Half A Fish Is Better Than None  by Brian Woolmans

We had moved to Wales because of cheaper housing and for a stress free life style. Making dentures and living in London was taking its toll. So we sold the house and I wrapped up the business and off we went to west Wales a land of valleys and roaring salmon rivers.

I had fished whilst on holiday for salmon both in Wales and Scotland, but had never caught one. People who had told me nothing compares to the thrill of a powerful fish taking your bait, bending the rod and running down and upstream to be free. Some had said it was better than sex with the woman you love and desire. I found that hard to believe but. I joined the Teifi Salmon and Trout Fishing Club determined to find out if it were true.

Two years passed and I had caught a few trout but not one salmon had come near my line until, fishing the bend of the Teifi just outside Newcastle Emlyn. Bang! A fish took my line and was running like hell, I played it for what seemed like forever, when I started to reel him in  my reel jammed and the only way I could land him was to walk backwards to drag him to the shore.

A man ran down from where he was fishing upstream to help; having been alerted by all the splashing of the fish jumping and me shouting for help. I recognised him straight away as Simon Weston; his sadly disfigured face had been on television a lot since the Falklands War.

He had brought his landing net with him and had the fish out in minutes. Simon had not killed it before removing the hook and holding him up by the tail so I could see it while running down to the bank.

“It’s a salmon,” he said.

Before I got there the fish was gone.

“He's here somewhere,” said Simon looking round at his feet.

But the salmon was a mile upstream, gone for good.

Club members who had come to see what was going on went into a huddle. Knowing me and knowing I had never caught a salmon they decided it could count; being as I had got it on to the bank. However, the catch did not count for me because it got away and no dinner.

I brought a new reel and was fishing again sometime later just above the famous Cenarth Waterfall, seated on what was called the Captain’s Chair, a rock above a tree that spreads its canopy over the river. Fishing there was hard due to having to cast downstream and then move under the tree just before the line snags on overhanging branches. The attraction of the spot was that salmon rested there after jumping the falls.

 I used worms as bait as the river was in spate and as brown as clay. A big bunch of worms hid a large hook. Salmon will snatch at anything coming into its space and the river is full of worms when in flood.

As I got to the river’s edge, a man I knew said, ''Sorry, Brian, I didn’t see you down there. I’ve just cast. I'll wind it in.”

Club rules dictate that you must not invade a member’s fishing space.

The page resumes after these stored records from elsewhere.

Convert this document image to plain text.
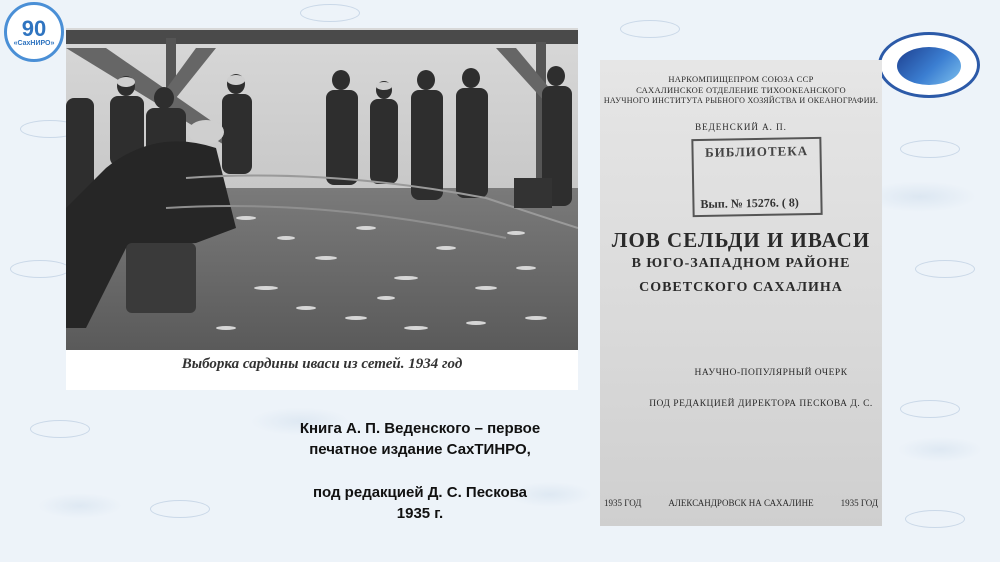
90
«СахНИРО»
Выборка сардины иваси из сетей. 1934 год
НАРКОМПИЩЕПРОМ СОЮЗА ССР
САХАЛИНСКОЕ ОТДЕЛЕНИЕ ТИХООКЕАНСКОГО
НАУЧНОГО ИНСТИТУТА РЫБНОГО ХОЗЯЙСТВА И ОКЕАНОГРАФИИ.
ВЕДЕНСКИЙ А. П.
БИБЛИОТЕКА
Вып. № 15276. ( 8)
ЛОВ СЕЛЬДИ И ИВАСИ
В ЮГО-ЗАПАДНОМ РАЙОНЕ
СОВЕТСКОГО САХАЛИНА
НАУЧНО-ПОПУЛЯРНЫЙ ОЧЕРК
ПОД РЕДАКЦИЕЙ ДИРЕКТОРА ПЕСКОВА Д. С.
1935 ГОД	АЛЕКСАНДРОВСК НА САХАЛИНЕ	1935 ГОД
Книга А. П. Веденского – первое
печатное издание СахТИНРО,
под редакцией Д. С. Пескова
1935 г.
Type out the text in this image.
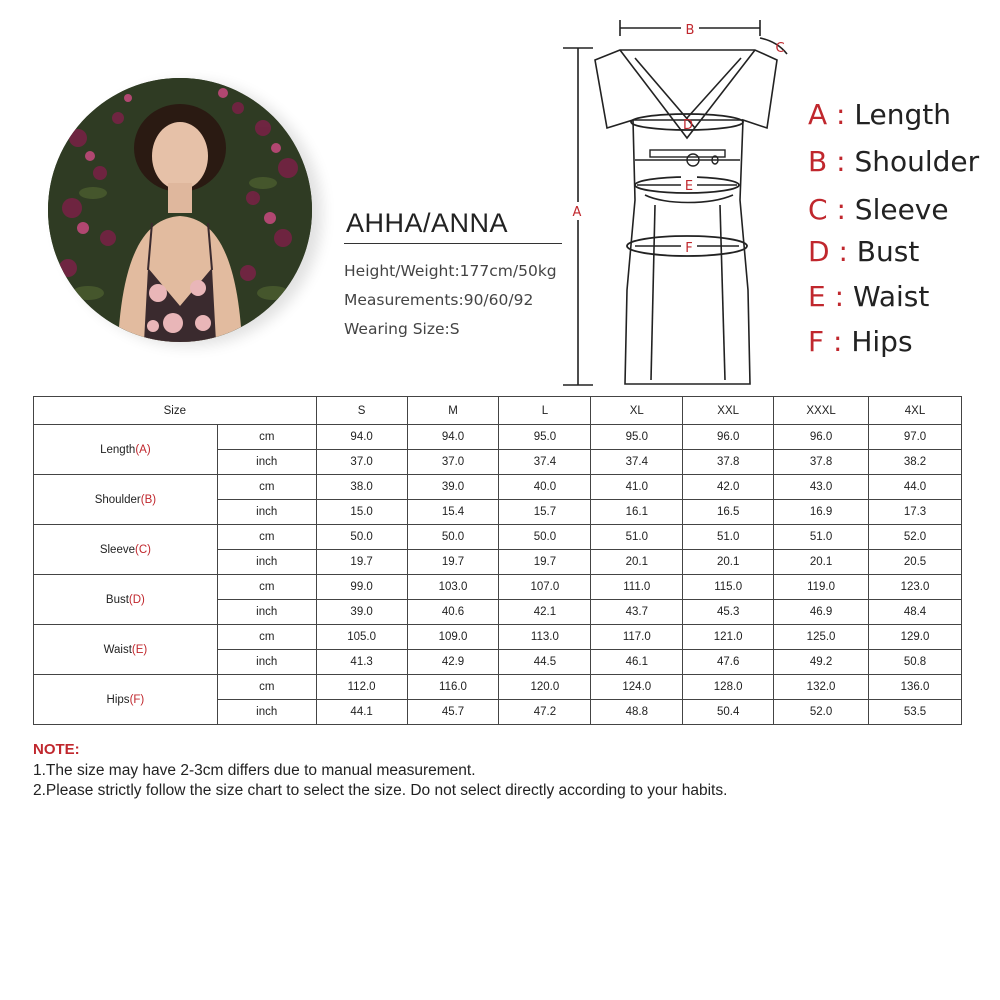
AHHA/ANNA
Height/Weight:177cm/50kg
Measurements:90/60/92
Wearing Size:S
A
B
C
D
E
F
A : Length
B : Shoulder
C : Sleeve
D : Bust
E : Waist
F : Hips
Size		S	M	L	XL	XXL	XXXL	4XL
Length(A)	cm	94.0	94.0	95.0	95.0	96.0	96.0	97.0
	inch	37.0	37.0	37.4	37.4	37.8	37.8	38.2
Shoulder(B)	cm	38.0	39.0	40.0	41.0	42.0	43.0	44.0
	inch	15.0	15.4	15.7	16.1	16.5	16.9	17.3
Sleeve(C)	cm	50.0	50.0	50.0	51.0	51.0	51.0	52.0
	inch	19.7	19.7	19.7	20.1	20.1	20.1	20.5
Bust(D)	cm	99.0	103.0	107.0	111.0	115.0	119.0	123.0
	inch	39.0	40.6	42.1	43.7	45.3	46.9	48.4
Waist(E)	cm	105.0	109.0	113.0	117.0	121.0	125.0	129.0
	inch	41.3	42.9	44.5	46.1	47.6	49.2	50.8
Hips(F)	cm	112.0	116.0	120.0	124.0	128.0	132.0	136.0
	inch	44.1	45.7	47.2	48.8	50.4	52.0	53.5
NOTE:
1.The size may have 2-3cm differs due to manual measurement.
2.Please strictly follow the size chart to select the size. Do not select directly according to your habits.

Then I experienced that half-forgotten thrill of a fish taking the bait.

''Hurry I have a fish on,'' I screamed.

''God, so have I," came the reply.

We knew within minutes that the same fish had  both sets of worms, one set possibly snagged  in the body with all the thrashing about.

After much argument about who should land the fish and claim it, the Secretary of the club who was passing got us to agree that whoever had his hook and worms in the mouth of the fish owned it.  

The Secretary of the club took my rod and landed the fish because I was lower down.

You guessed it; both worms were in the mouth. The upshot was that the fish was cut in half. Half a fish is better than none.